Değer, gazetecilik hayatında yüzlerce haber yaptığını söyledi. Bu haberlerin öncelikle kadın ve çocuk haberleri olduğunu belirtti. Yaptığı bir Kürtaj haberinin Musa Anter (Ape Musa) ödülüne layık görüldüğünü ifade etti. Ardından gazetecilik hayatını ve gazeteciliğe başlanama nedenlerini anlattı.
Bu sırada mahkeme başkanı araya girerek “Sözünüzü kesmek istemezdim ama niye kadın veya kadın gazeteciliği yaptığınızı değil, PKK/KCK iddiasına gelelim. İdealleriniz olabilir ama bunun davayla bağlı yok” dedi.

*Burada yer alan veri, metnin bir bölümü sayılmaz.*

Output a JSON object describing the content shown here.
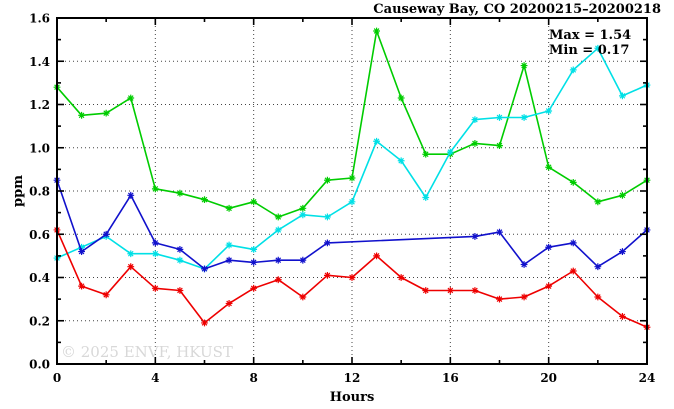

Değer ise buna karşılık “Savunmaya böyle başlamamın nedeni gazeteciliğe anlattığım ideallerle başlamış olduğundan. Eğer bunları anlatmazsam sonradan anlatacaklarım anlaşılmaz” diyerek cevap verdi.
“Kadınlara ve çocuklara ses olmak istedim” diyen Değer, “İyi ki JİNNEWS var dediğim için yargılanıyorum. Tekrar edeyim iyi ki JİNNEWS var” dedi. JİNNEWS’in illegalize edildiğini ekledi.
JİNNEWS’in bütün çalışanlarının kadın olduğunu belirten Değer daha sonra gözaltına alınmalarının ardından Emniyet’te yaşadıklarını anlatmaya başladı. “İşkence gördük, darp edildik” dedi.
Mahkeme başkanı bunun üzerine “Çok uzatma, onlar başka bir soruşturma konusu olabilir” diyerek Değer’e iddianameye geri dönmesini söyledi.
Değer bir süre daha Emniyet’te yaşadıklarını ve Terörle Mücadele Şubede görevli polislerin kendilerine karşı davranışalrını anlattı.
Tekrar araya giren mahkeme başkanı “Öznur Hanım, bu dedikleriniz doğru olsa bile bizim davamızın konusu değildir. Şuna cevap verin. JİNNEWS’in PKK/KCK ile bağlantısı var mı yok mu?” dedi.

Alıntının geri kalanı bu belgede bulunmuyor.